Haïti, épicentre du séisme : un champ de maïs et de haricots

Haïti, épicentre du séisme : un champ de maïs et de haricots

02/02/2010

Avant le terrible tremblement de terre du 12 Janvier, le voyageur qui déambulait au milieu de la pauvreté de la ville agricole de Léogâne était sûr de pouvoir y trouver un bon repas, il lui suffisait d'avoir de l'argent. Un peu plus loin, le long de la route qui va de Port-au Prince vers le sud en passant par l'ouest et les villes de Jacmel et Les Cayes, les petites cabanes situées à proximité de Léogâne vendaient des repas chauds à base de plantain, de haricots et de maïs. Les voyageurs lassés de ce genre d'aliments, pouvaient toujours, selon la saison, s'approvisionner sur la route, auprès des femmes accroupies à côté de leurs paniers remplis de noix de coco, de mangue, de sucre de canne, de bananes ou de raisin.

Située à quelques kilomètres de l'épicentre du séisme, Léogâne est désormais en lambeaux, un cinquième de la population est décédée, 80 à 90% des immeubles ont été détruits. Les habitants de cette ancienne plaque tournante de l'agriculture ont désespérément besoin de nourriture. En me rapprochant de l'épicentre du séisme, situé dans les zones rurales, j'ai pris part à une mission de la FAO portant sur l'évaluation des dommages causés au secteur agricole. À première vue, il semblerait que pour certains sols, l'optimisme soit de rigueur. Ce territoire est recouvert de cultures de haricots et de maïs, apparemment épargnées par la terrible force de la nature qui a causé la tragédie en Haïti.

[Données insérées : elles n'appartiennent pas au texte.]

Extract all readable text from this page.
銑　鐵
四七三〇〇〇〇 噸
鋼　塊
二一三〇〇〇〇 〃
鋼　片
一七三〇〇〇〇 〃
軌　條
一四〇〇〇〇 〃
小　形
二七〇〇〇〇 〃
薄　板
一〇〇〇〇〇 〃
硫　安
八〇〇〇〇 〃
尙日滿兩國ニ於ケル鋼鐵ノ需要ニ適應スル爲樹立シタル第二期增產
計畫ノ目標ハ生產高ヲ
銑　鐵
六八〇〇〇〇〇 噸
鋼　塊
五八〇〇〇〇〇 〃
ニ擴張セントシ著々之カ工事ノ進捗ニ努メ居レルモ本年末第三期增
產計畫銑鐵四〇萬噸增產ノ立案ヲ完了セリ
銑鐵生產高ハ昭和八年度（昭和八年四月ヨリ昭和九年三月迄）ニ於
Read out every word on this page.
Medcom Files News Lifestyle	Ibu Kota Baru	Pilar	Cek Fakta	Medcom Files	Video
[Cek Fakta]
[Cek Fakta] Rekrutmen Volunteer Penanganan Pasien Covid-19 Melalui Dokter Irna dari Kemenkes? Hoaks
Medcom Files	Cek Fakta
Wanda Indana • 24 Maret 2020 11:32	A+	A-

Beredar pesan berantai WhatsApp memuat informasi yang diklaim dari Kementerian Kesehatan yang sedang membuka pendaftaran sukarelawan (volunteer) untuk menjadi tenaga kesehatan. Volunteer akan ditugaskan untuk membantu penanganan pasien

Mais les faits constatés ne s'arrêtent malheureusement pas là. La plupart des murs en argile et les toitures en tôle des baraques où résidaient les agriculteurs locaux ont été détruites. Les débris du tremblement de terre et les coulées de boue consécutives ont bloqué les canaux d'irrigation ; Mettant ainsi en danger la source d'eau disponible pour la population et le bétail, mais aussi les cultures de haricots et de maïs, dont une partie n'est qu’ à quelques semaines de la maturation et a absolument besoin d'être irriguée.

J'ai vu un groupe de femmes accroupies, occupées à récolter de l'eau dans les champs, avec des tasses en plastiques trouvées sur place, ou parfois à mains nues. Elles nous ont raconté que leurs outils étaient restés prisonniers sous les gravats de leurs maisons. Plus loin dans la campagne, le long de la route qui traverse les territoires montagneux entre Léogâne et Fond Dwa en direction de Jacmel, le tremblement de terre a détruit la totalité des habitations agricoles. Ce territoire est, pour Port-au-Prince, la principale source d'approvisionnement en bananes. Madame Saras, une commerçante haïtienne, était assise à côté de ses paniers vides en attendant l'arrivée de fournisseurs qui, à cause du tremblement de terre, ne sont jamais venus.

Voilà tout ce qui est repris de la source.